Regular readers – and I’m lead to believe that there are some – will know that our family has recently grown to four with the addition of our now three month old son, and that I do have some sympathy with breastfeeding mums. But I also have a bit of a battle as a father in a world where I have been the primary carer for our oldest, but where mothers remain the dominant demographic accommodated for in kiddicare and kiddilit.
I chose to ignore this fact most of the time, and pretend for the most part that fathers have an equal status in bringing up their kids. This is, of course, utter nonsense, but no one dare speak it. And far be it for me to point fingers, but this is a problem of fathers as much as it is mothers, and society as a whole, but I ain’t seeing any change in the status quo at the moment.
The most recent slap in the face for me about this inequality was a jaunt to Daunt Books on Tuesday of this week. Daunt’s is a beautiful place and a fine bookshop – do stop off at Marylebone High Street; it is wonderful – but, towards the back of the store they have a ‘mother and baby’ section of books. I was sorely tempted to ask where the father and baby section was, but a closer look at the books stuffed into a couple of crammed shelving units revealed that, actually, not many of these books are aimed at men. Not only is the branding, the colouring and the fonts used on these books clearly more feminine – pastel colours, curly lettering – but many of the titles reference mothering and mothers and seem to channel into an idea that somehow women are less capable of rearing children than they actually are.
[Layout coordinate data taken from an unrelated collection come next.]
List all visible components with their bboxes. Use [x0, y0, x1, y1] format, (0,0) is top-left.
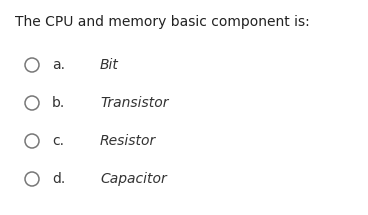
Text: Bit: Bit — [100, 58, 119, 72]
Text: d.: d. — [52, 172, 65, 186]
Text: c.: c. — [52, 134, 64, 148]
Text: Transistor: Transistor — [100, 96, 169, 110]
Text: Resistor: Resistor — [100, 134, 156, 148]
Text: b.: b. — [52, 96, 65, 110]
Text: a.: a. — [52, 58, 65, 72]
Text: The CPU and memory basic component is:: The CPU and memory basic component is: — [15, 15, 310, 29]
Text: Capacitor: Capacitor — [100, 172, 167, 186]
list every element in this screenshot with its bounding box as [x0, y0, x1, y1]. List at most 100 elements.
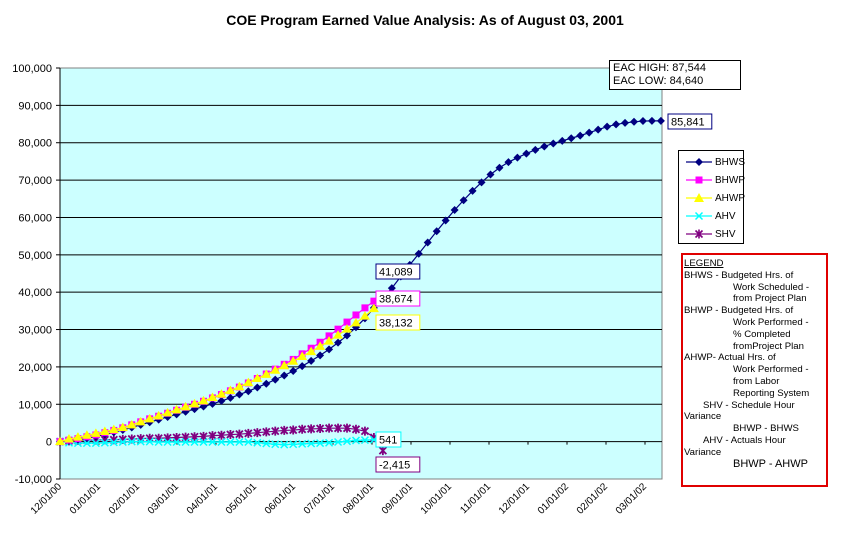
legend-item-ahv: AHV	[685, 209, 736, 223]
data-point-bhws	[432, 227, 441, 236]
data-point-ahv	[325, 438, 334, 447]
legend-label: AHWP	[715, 192, 745, 204]
data-label-shv-box	[375, 456, 421, 473]
data-point-ahwp	[333, 330, 344, 339]
data-label-ahv: 541	[379, 435, 397, 447]
legend-note-line: BHWP - BHWS	[733, 423, 799, 435]
data-point-ahv	[351, 436, 361, 445]
data-point-bhws	[441, 216, 450, 225]
data-point-bhws	[343, 331, 352, 340]
data-point-ahwp	[99, 426, 110, 436]
data-point-bhws	[549, 139, 558, 148]
x-tick-label: 11/01/01	[458, 481, 493, 516]
data-point-ahv	[289, 440, 298, 449]
data-point-shv	[208, 431, 217, 441]
data-point-ahv	[208, 437, 217, 447]
x-tick-label: 01/01/02	[536, 481, 572, 517]
data-point-ahwp	[350, 317, 361, 327]
y-tick-label: 20,000	[18, 362, 52, 374]
data-point-ahv	[235, 437, 244, 447]
chart-title: COE Program Earned Value Analysis: As of…	[226, 12, 624, 28]
data-point-bhws	[558, 136, 567, 145]
data-label-bhws-final-box	[667, 113, 713, 130]
data-point-shv	[235, 429, 244, 439]
data-point-bhwp	[361, 304, 369, 312]
legend-marker-icon	[686, 193, 712, 202]
data-point-bhws	[594, 125, 603, 134]
data-label-bhws-final: 85,841	[671, 117, 705, 129]
legend-note-line: SHV - Schedule Hour	[703, 399, 795, 411]
data-point-ahwp	[324, 336, 335, 345]
legend-note-line: Work Performed -	[733, 316, 809, 328]
x-tick-label: 12/01/00	[29, 481, 65, 517]
data-point-ahv	[163, 437, 172, 447]
y-tick-label: 0	[46, 437, 52, 449]
data-point-bhwp	[343, 318, 351, 326]
data-label-bhwp-box	[375, 290, 421, 307]
eac-annotation-box: EAC HIGH: 87,544 EAC LOW: 84,640	[609, 60, 741, 90]
data-point-bhws	[459, 196, 468, 205]
data-point-ahv	[181, 437, 190, 447]
data-point-ahwp	[261, 369, 272, 378]
x-tick-label: 12/01/01	[497, 481, 533, 517]
data-point-bhwp	[352, 311, 360, 319]
data-point-bhws	[513, 153, 522, 162]
data-point-shv	[315, 424, 325, 434]
data-point-ahv	[154, 437, 163, 447]
data-point-bhws	[307, 356, 316, 365]
data-point-bhws	[387, 284, 396, 293]
x-tick-label: 03/01/02	[614, 481, 650, 517]
data-point-shv	[378, 446, 388, 456]
legend-note-line: from Labor	[733, 375, 780, 387]
legend-label: BHWP	[715, 174, 745, 186]
data-point-ahwp	[234, 381, 245, 391]
data-point-shv	[324, 423, 334, 433]
data-point-bhws	[585, 128, 594, 137]
data-point-ahv	[118, 437, 127, 447]
data-point-ahv	[280, 440, 289, 449]
data-point-ahv	[109, 438, 118, 447]
legend-label: AHV	[715, 210, 736, 222]
legend-note-line: BHWP - Budgeted Hrs. of	[684, 305, 794, 317]
data-point-ahwp	[368, 303, 379, 313]
data-point-ahv	[127, 437, 136, 446]
data-point-bhws	[647, 116, 656, 125]
y-tick-label: 30,000	[18, 325, 52, 337]
data-point-bhws	[621, 118, 630, 127]
data-point-shv	[244, 428, 253, 438]
legend-note-line: Work Scheduled -	[733, 281, 810, 293]
data-point-bhws	[316, 351, 325, 360]
data-point-bhwp	[370, 297, 378, 305]
legend-note-line: AHWP- Actual Hrs. of	[684, 352, 776, 364]
data-point-bhws	[280, 371, 289, 380]
x-tick-label: 03/01/01	[146, 481, 182, 517]
legend-item-bhws: BHWS	[685, 155, 745, 169]
data-point-ahwp	[144, 413, 155, 423]
legend-marker-icon	[686, 229, 712, 239]
y-tick-label: 90,000	[18, 100, 52, 112]
data-point-ahwp	[63, 434, 74, 443]
y-tick-label: 50,000	[18, 250, 52, 262]
data-point-ahwp	[225, 385, 236, 394]
data-point-shv	[226, 430, 235, 440]
data-label-ahwp-box	[375, 314, 421, 331]
legend-label: BHWS	[715, 156, 745, 168]
data-point-bhwp	[325, 332, 333, 340]
data-point-ahv	[82, 439, 91, 448]
data-point-ahwp	[55, 436, 65, 446]
data-point-ahwp	[207, 392, 218, 402]
data-point-bhws	[504, 158, 513, 167]
legend-note-line: from Project Plan	[733, 293, 807, 305]
data-point-bhws	[289, 367, 298, 376]
data-point-bhws	[325, 345, 334, 354]
data-point-ahv	[190, 437, 199, 447]
data-point-ahv	[342, 437, 352, 446]
legend-item-shv: SHV	[685, 227, 736, 241]
data-point-bhws	[567, 134, 576, 143]
data-point-ahv	[226, 437, 235, 447]
x-tick-label: 07/01/01	[302, 481, 338, 517]
data-label-ahv-box	[375, 431, 402, 448]
data-point-bhws	[235, 390, 244, 399]
y-tick-label: 10,000	[18, 399, 52, 411]
data-point-bhws	[656, 116, 665, 125]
Look hard, and there may be a couple of dad’s books, which might appeal to the father who is recently divorced and forced to entertain their estranged offspring once a fortnight, or books appealing to the publishers idea that men will take a spectators view of the nine month pregnancy before forgetting all about raising them and going back to work.
As a chap who has taken time away from work to spend the majority of the week with his kids, I find this a bit galling. As a writer seeking to write a male perspective into women’s magazines, and finding that there isn’t much of an interest in this on the part of women’s magazines (please, someone, tell me different…), I feel disheartened. Women seem to want it both ways; the successful career and independent income with the loving family and secure household (combined with swishing hair and firm skin), and a role for bringing up the kids. For men, perhaps we’re too wrapped up in being employed and earning enough to fund this dream (as well as cars, football and the panacea of a firm stomach) that we don’t turn our attention to how we might take a greater role in both the work and the home life.
But I really don’t see how the rather blinkered view of both sexes might be broken if the world of one sex can’t be a greater part of the world of the other sex. Poop.